I am now on check solo with the club, requiring a dual check with an instructor before each solo flight (5 in total before going to daily checks), so I had my first check flight, which the instructor considered as "a bit mechanical". He suggested a second check flight immediately, saying "you can be smoother Brian", and I was smoother on tow, doing coordinated turns this time and with a much smoother landing. He signed me off for solo and then the waiting started.
It wasn't too busy a day at the club - only one Air Experience Flight (AEF) booked for 12 noon and only three students including myself competing for two training aircraft (our ASK-21 and the ASK-13). The AEF didn't turn up, so it was not a long wait before I was able to go up.
The day had improved somewhat and the flight before mine had managed a 50 minute flight, with the instructor indicating that there was a little lift around (1-2 knots) but you needed to work for it. On my first and second check flights there were a few scattered Cu's, but not far above them, clear small lenticular clouds, indicative of wave. The two airmasses were crossing each other and making things bumpy underneath. By the time I lifted off for my solo flight (only my second at Camden) things had changed and there were larger dark Cu's in an overcast sky (higher cloud) with some blue patches.

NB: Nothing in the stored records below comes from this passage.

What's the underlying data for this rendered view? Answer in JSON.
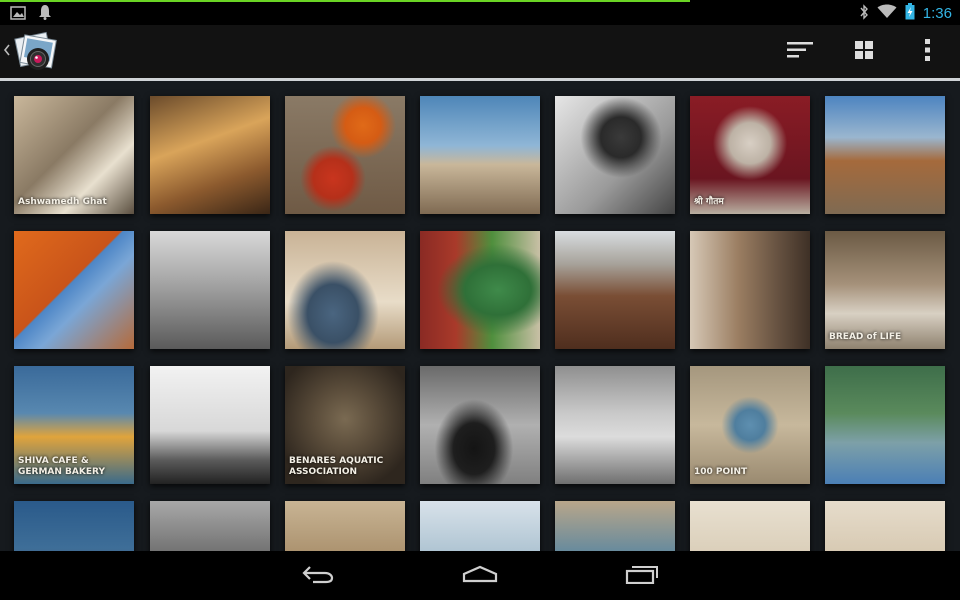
{
  "status_bar": {
    "time": "1:36",
    "icons": [
      "image-notification-icon",
      "bell-notification-icon",
      "bluetooth-icon",
      "wifi-icon",
      "battery-charging-icon"
    ]
  },
  "action_bar": {
    "app_icon": "camera-photos-app-icon",
    "actions": [
      "sort-icon",
      "grid-view-icon",
      "overflow-menu-icon"
    ]
  },
  "photos": {
    "rows": [
      [
        {
          "label": "Ashwamedh Ghat",
          "bg": "linear-gradient(135deg,#c9b79b 0%,#8a7a64 45%,#e8e0cf 70%,#5b4f40 100%)"
        },
        {
          "label": "",
          "bg": "linear-gradient(160deg,#6b4b2b 0%,#d9a45a 40%,#8c5a2e 70%,#3a2616 100%)"
        },
        {
          "label": "",
          "bg": "radial-gradient(circle at 40% 70%,#c9351e 0,#b5301a 18%,transparent 30%),radial-gradient(circle at 65% 25%,#e06a18 0,#d55c14 15%,transparent 28%),linear-gradient(180deg,#8a7a66,#6f5a45)"
        },
        {
          "label": "",
          "bg": "linear-gradient(180deg,#4e86b8 0%,#8fb6d6 42%,#c9b79a 58%,#7f6a52 100%)"
        },
        {
          "label": "",
          "bg": "radial-gradient(circle at 55% 35%,#3a3a3a 0,#2a2a2a 20%,transparent 40%),linear-gradient(135deg,#e6e6e6,#9a9a9a 60%,#444)"
        },
        {
          "label": "श्री गौतम",
          "bg": "radial-gradient(circle at 50% 40%,#d8cfc4 0,#bdb2a5 22%,transparent 40%),linear-gradient(180deg,#8a1c25,#6a1520 70%,#b8aea0)"
        },
        {
          "label": "",
          "bg": "linear-gradient(180deg,#4d84c0 0%,#9ab6cf 35%,#a56a3c 55%,#7f6a52 100%)"
        }
      ],
      [
        {
          "label": "",
          "bg": "linear-gradient(135deg,#e06a1c 0%,#c9541a 45%,#4d86c6 46%,#7aa6d6 60%,#b56a3a 100%)"
        },
        {
          "label": "",
          "bg": "linear-gradient(180deg,#d9d9d9 0%,#a3a3a3 45%,#5a5a5a 100%)"
        },
        {
          "label": "",
          "bg": "radial-gradient(ellipse at 40% 70%,#4a6580 0,#3a5066 25%,transparent 45%),linear-gradient(180deg,#c9b396,#e8dcc8 60%,#b39a78)"
        },
        {
          "label": "",
          "bg": "radial-gradient(ellipse at 65% 50%,#3f8a4a 0,#2f7038 30%,transparent 55%),linear-gradient(90deg,#8a2a24,#a93a2a 30%,#4f8f3d 60%,#c9c0a6)"
        },
        {
          "label": "",
          "bg": "linear-gradient(180deg,#d8dde0 0%,#a7a29a 28%,#7a4e35 55%,#4f2e1e 100%)"
        },
        {
          "label": "",
          "bg": "linear-gradient(90deg,#d6c8b6 0%,#9b7e62 40%,#6b5644 70%,#3e3026 100%)"
        },
        {
          "label": "BREAD of LIFE",
          "bg": "linear-gradient(180deg,#6b5a44 0%,#a5917a 45%,#d8d0c3 70%,#8f826f 100%)"
        }
      ],
      [
        {
          "label": "SHIVA CAFE & GERMAN BAKERY",
          "bg": "linear-gradient(180deg,#3a6a9a 0%,#5888b0 40%,#e0a43c 60%,#3a6a8a 100%)"
        },
        {
          "label": "",
          "bg": "linear-gradient(180deg,#f2f2f2 0%,#d8d8d8 55%,#5a5a5a 80%,#222 100%)"
        },
        {
          "label": "BENARES AQUATIC ASSOCIATION",
          "bg": "radial-gradient(circle at 50% 45%,#7a6a52 0,#5a4c3a 35%,#2e261e 80%)"
        },
        {
          "label": "",
          "bg": "radial-gradient(ellipse at 45% 70%,#141414 0,#1e1e1e 22%,transparent 42%),linear-gradient(180deg,#6a6a6a,#b0b0b0 50%,#808080)"
        },
        {
          "label": "",
          "bg": "linear-gradient(180deg,#8f8f8f 0%,#c9c9c9 40%,#dcdcdc 60%,#6f6f6f 100%)"
        },
        {
          "label": "100 POINT",
          "bg": "radial-gradient(circle at 50% 50%,#5e8fb0 0,#4f7e9e 18%,transparent 34%),linear-gradient(180deg,#a5977e,#c7b89c 50%,#9a8a70)"
        },
        {
          "label": "",
          "bg": "linear-gradient(180deg,#3e6e4a 0%,#5a8a5c 40%,#7da0a8 65%,#4b7fb5 100%)"
        }
      ],
      [
        {
          "label": "",
          "bg": "linear-gradient(180deg,#2a5a8a 0%,#3e6e98 40%,#7a3a2a 100%)"
        },
        {
          "label": "",
          "bg": "linear-gradient(180deg,#a8a8a8 0%,#6a6a6a 50%,#2e2e2e 100%)"
        },
        {
          "label": "",
          "bg": "linear-gradient(180deg,#c8b494 0%,#a88e6a 50%,#6e5840 100%)"
        },
        {
          "label": "",
          "bg": "linear-gradient(180deg,#d8e2ea 0%,#a9c0cf 50%,#4e6a4a 100%)"
        },
        {
          "label": "",
          "bg": "linear-gradient(180deg,#b8a68a 0%,#5a86a0 50%,#8a7a62 100%)"
        },
        {
          "label": "",
          "bg": "linear-gradient(180deg,#e8e0d0 0%,#d6c9b2 60%,#a8987e 100%)"
        },
        {
          "label": "",
          "bg": "linear-gradient(180deg,#e6dccb 0%,#d2c3aa 60%,#8a7a64 100%)"
        }
      ]
    ]
  },
  "nav_bar": {
    "buttons": [
      "back-icon",
      "home-icon",
      "recent-apps-icon"
    ]
  }
}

Takeoff and tow were those wonderful sensations of lightness and bouyancy from being one person in a two-seater. Quickly got to 3,000 and bunged off and then started wandering about the sky. On this initial flight I had no more plans than making sure I did more than a circuit. I knew I could fly a circuit by myself, I now wanted to see if I could get around the sky and stay up by myself.
I was ecstatic and had to keep checking that I wasn't all tensed up. A couple of times I found myself with my legs and feet braced as though I was riding a horse and I had to remind mysefl to relax and enjoy things. It took me about 40 minutes before everything smoothed out and I really calmed down and actually enjoyed the sensation of flying about and seeing the sights. I ended up thermalling south of the downwind end of the runway, seeing a single-seater and the K-13 flying beneath me. Lovely.
After almost an hour I thought I should return the glider so others could enjoy the day. The problem now was to lose all the height I had built up. I flew upwind, finding lots of lift, but not pursuing it. Over Camden I circled to lose some height, but I was surprised how long it took me to get back down to joining height.
And as is usual with probably every gliding club in the world, downwind and base were a sea of lift. I had to extend downwind a lot more than I'm used to because I'd lost little height in downwind, so I had a nice long final down to a smooth and pleasant landing.
At one hour 8 minutes, it was my longest flight so far, and even more satisfying was starting to work out that I can do more than just fly a circuit - that I may actually be able to fly a glider successfully by myself!